Start using your Mosquitto Ubuntu Appliance

After installing the Mosquitto image, the Mosquitto broker will be running with the default configuration, listening for connections on port 1883. To test the broker, you can use the mosquitto-pub and mosquitto-sub command-line utilities. This is a basic test example to start using your appliance. If you want more information about Mosquitto and what to do next the best place to go is the Mosquitto website.

mosquitto_pub allows you to publish messages to an MQTT broker, and mosquitto_sub allows you to subscribe to messages from an MQTT broker. Both tools have options to control how they are used so they are useful for a wide variety of tasks. In this case, we will use them for some simple testing.

To subscribe to all messages being published to the MQTT broker on the snap/example topic, run this command in your appliance:

mosquitto_sub -h localhost -t 'snap/example' -v

If your MQTT broker is not running on the same machine as mosquitto_sub, you will need to change the localhost argument to match your MQTT broker host or IP address.

The -t snap/example option sets the topic to subscribe and can be provided multiple times. The -v option means to print both the topic of the message as well as its payload. Now to publish a message to the same topic you use mosquitto_pub:

mosquitto_pub -h localhost -t 'snap/example' -m 'Hello from mosquitto_pub'

In this case, the -m option provides the message payload to be published. If everything works as planned, you should see mosquitto_sub print

snap/example Hello from mosquitto_pub

This is a very simple example but allows testing of the broker operation. Other things you may wish to try are subscribing to wildcard topics that include # or , or subscribing to the $SYS/# topic to see the information the broker is publishing about itself.

Note:

The command line treats # as a special character, and SSYS will be expanded as an environment variable if you do not surround them with single quotes.

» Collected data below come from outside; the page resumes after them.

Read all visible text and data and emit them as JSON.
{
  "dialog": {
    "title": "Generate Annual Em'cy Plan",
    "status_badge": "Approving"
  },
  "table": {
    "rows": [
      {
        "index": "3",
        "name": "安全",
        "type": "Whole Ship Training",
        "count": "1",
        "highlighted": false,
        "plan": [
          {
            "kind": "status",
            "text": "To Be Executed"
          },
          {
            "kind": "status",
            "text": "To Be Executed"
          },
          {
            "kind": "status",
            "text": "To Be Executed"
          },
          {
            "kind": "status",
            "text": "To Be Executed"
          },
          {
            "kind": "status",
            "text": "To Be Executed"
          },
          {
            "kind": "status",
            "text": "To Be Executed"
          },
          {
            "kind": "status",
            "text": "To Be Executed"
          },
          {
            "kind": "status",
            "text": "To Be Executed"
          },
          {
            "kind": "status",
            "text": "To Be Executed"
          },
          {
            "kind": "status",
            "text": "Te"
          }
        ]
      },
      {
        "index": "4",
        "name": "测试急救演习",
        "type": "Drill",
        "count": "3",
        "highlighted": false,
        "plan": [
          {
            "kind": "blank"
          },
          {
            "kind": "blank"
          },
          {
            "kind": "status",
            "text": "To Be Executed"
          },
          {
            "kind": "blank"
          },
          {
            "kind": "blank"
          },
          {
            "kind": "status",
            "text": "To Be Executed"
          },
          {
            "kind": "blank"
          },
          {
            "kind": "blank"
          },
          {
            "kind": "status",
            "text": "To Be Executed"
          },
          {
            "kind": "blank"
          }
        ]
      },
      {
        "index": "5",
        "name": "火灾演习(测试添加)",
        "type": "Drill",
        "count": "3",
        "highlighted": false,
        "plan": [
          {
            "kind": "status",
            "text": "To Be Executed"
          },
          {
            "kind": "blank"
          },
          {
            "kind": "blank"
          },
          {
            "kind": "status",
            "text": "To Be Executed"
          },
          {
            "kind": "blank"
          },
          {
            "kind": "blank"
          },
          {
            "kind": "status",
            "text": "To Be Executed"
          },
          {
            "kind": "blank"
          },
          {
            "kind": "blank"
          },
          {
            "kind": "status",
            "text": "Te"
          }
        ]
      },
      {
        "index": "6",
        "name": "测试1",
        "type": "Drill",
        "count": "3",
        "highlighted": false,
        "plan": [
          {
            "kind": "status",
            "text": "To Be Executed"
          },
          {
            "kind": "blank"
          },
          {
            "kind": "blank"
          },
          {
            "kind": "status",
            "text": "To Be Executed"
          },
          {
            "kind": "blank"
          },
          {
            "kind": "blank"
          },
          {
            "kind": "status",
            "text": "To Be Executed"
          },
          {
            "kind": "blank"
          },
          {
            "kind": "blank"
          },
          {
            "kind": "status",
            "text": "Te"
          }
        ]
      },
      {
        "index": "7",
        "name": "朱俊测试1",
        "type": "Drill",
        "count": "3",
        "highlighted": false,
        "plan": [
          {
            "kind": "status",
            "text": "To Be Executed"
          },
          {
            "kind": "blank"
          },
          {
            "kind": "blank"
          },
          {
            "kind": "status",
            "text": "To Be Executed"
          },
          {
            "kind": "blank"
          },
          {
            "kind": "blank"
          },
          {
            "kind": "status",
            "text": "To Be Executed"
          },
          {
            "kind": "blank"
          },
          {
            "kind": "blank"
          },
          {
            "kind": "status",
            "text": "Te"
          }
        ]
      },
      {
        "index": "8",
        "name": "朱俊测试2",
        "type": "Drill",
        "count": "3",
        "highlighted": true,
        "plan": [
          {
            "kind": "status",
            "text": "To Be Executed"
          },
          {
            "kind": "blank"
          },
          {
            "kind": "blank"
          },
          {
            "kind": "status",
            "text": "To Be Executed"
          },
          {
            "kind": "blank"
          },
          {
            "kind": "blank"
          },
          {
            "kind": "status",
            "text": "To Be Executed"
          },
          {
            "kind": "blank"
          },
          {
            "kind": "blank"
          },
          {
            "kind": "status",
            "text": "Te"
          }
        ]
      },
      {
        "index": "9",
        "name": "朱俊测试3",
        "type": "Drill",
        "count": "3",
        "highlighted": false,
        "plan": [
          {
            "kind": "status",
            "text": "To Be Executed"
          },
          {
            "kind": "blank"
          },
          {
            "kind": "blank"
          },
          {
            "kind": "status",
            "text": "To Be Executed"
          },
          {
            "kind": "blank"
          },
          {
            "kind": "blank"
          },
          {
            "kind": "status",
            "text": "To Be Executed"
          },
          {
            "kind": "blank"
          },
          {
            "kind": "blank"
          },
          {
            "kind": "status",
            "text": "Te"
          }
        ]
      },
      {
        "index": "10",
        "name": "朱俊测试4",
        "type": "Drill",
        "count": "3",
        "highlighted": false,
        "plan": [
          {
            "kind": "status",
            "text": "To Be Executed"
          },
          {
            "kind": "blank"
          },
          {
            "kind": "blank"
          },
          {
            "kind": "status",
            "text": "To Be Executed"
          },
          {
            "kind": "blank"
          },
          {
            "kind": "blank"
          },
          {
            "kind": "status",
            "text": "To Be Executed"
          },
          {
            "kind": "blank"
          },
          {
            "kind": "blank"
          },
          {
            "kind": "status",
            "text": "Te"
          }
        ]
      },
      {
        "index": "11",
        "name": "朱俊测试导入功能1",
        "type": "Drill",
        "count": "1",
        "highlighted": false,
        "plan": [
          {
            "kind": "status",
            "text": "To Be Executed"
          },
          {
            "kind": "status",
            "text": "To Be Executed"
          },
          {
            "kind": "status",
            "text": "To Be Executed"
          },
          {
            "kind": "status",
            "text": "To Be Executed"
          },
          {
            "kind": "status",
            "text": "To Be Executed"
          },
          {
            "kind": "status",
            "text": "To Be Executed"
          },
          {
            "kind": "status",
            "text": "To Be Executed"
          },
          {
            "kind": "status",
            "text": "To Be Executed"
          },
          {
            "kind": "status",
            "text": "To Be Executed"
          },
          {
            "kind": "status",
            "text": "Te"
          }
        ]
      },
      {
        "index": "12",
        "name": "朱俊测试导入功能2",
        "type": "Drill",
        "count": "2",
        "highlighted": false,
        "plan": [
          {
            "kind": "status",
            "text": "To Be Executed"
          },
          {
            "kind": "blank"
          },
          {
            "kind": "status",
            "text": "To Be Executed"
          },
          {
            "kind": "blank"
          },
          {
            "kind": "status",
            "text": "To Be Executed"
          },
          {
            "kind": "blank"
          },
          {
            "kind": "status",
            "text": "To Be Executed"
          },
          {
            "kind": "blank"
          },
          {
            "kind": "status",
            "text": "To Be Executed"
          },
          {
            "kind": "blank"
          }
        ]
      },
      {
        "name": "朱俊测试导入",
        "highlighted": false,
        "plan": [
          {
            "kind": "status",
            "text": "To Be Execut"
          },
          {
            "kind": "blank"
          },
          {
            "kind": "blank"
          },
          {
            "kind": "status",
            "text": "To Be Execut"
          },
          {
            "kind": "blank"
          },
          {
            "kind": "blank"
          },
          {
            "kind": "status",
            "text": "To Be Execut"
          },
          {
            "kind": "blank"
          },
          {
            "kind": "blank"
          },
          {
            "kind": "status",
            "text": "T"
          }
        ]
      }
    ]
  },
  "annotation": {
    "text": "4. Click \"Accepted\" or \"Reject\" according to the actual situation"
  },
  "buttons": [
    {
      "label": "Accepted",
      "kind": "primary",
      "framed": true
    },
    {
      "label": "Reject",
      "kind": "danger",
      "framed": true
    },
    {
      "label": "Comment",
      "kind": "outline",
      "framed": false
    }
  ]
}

Once you have finished your testing, you will want to configure your broker to have encrypted connections and use authentication, or possibly configuring bridges, which allow different brokers to share topics. or many other options. To do this, you need to provide a new configuration file. The snap provides an example configuration file at /var/snap/mosquitto/common/mosquitto_example.conf.

This file contains all of the broker configurations, in a similar manner to the man page. To create your own configuration, copy the example file to /var/snap/mosquitto/common/mosquitto.conf and edit according to your needs. Any additional files required by the configuration, such as TLS certificates and keys, must also be placed in /var/snap/mosquitto/common/ and have their full path provided in the configuration file.